I believe that raising taxes in this manner is not equivalent to stripping effective collective bargaining rights from public employees, selling state power plants in no-bid contracts, restructuring badger care so that an appointee makes all eligibility decisions instead of the legislature, allowing companies to pollute wetlands, expanding the Milwaukee voucher program without requiring equivalent testing, and all of the other inflammatory craziness that the Walker bill contains.

Unlike Walker's BRB, all of the representatives were allowed to vote when approving the Doyle budget repair. The Democrats did not try to vote before the Republicans arrived, and I can't seem to find this specific data, but I don't think that their microphones were turned off. furthermore, I believe that Doyle had many influences for his budget repair bill, but there is no Democratic equivalent to the ALEC which is a collaborative effort between owners of large corporations and republican lawmakers to draft "model legislation" which is then promoted by the republican lawmakers around the country. Walker's Budget repair Bill is full of Alec-inspired legislation.

The Doyle BRB, though far from perfect, was not nearly as divisive or far reaching as the Walker BRB. Raising taxes on capitol gains by 60% as well as increasing income taxes for the wealth(over 225K) to 7.75% was not as far-reaching as stripping effective collective bargaining from public employees.
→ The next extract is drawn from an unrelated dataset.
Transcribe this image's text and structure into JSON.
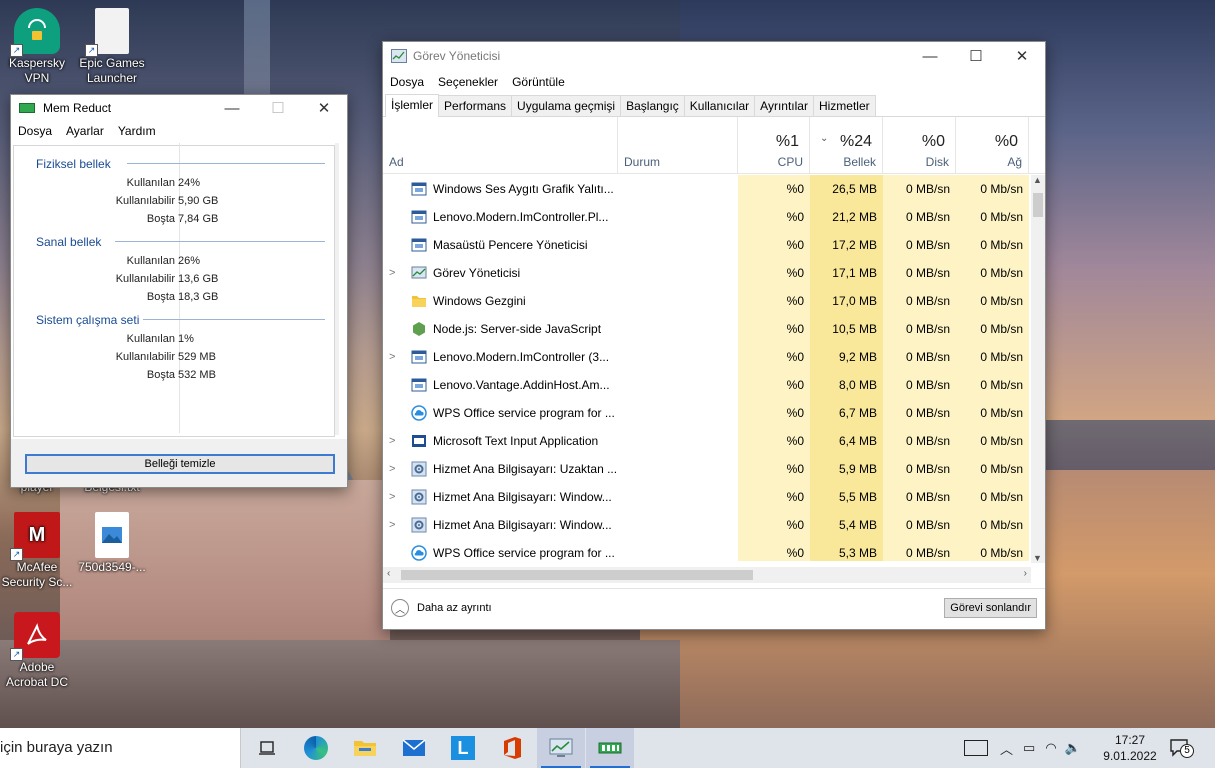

Finally, at some point this debate becomes a "my value" versus "your values" situation. I believe that people are sincere when they say that such-and-such legislation reflects their culture, beliefs, and core values.
I do not believe in moral relativism. I believe that people can be manipulated and that there are and have been a lot of really bad ideas in the world that have been excused as culture and heritage. I believe that promoting the interests of the powerful and wealthy at the expense of the poor and colored is wrong.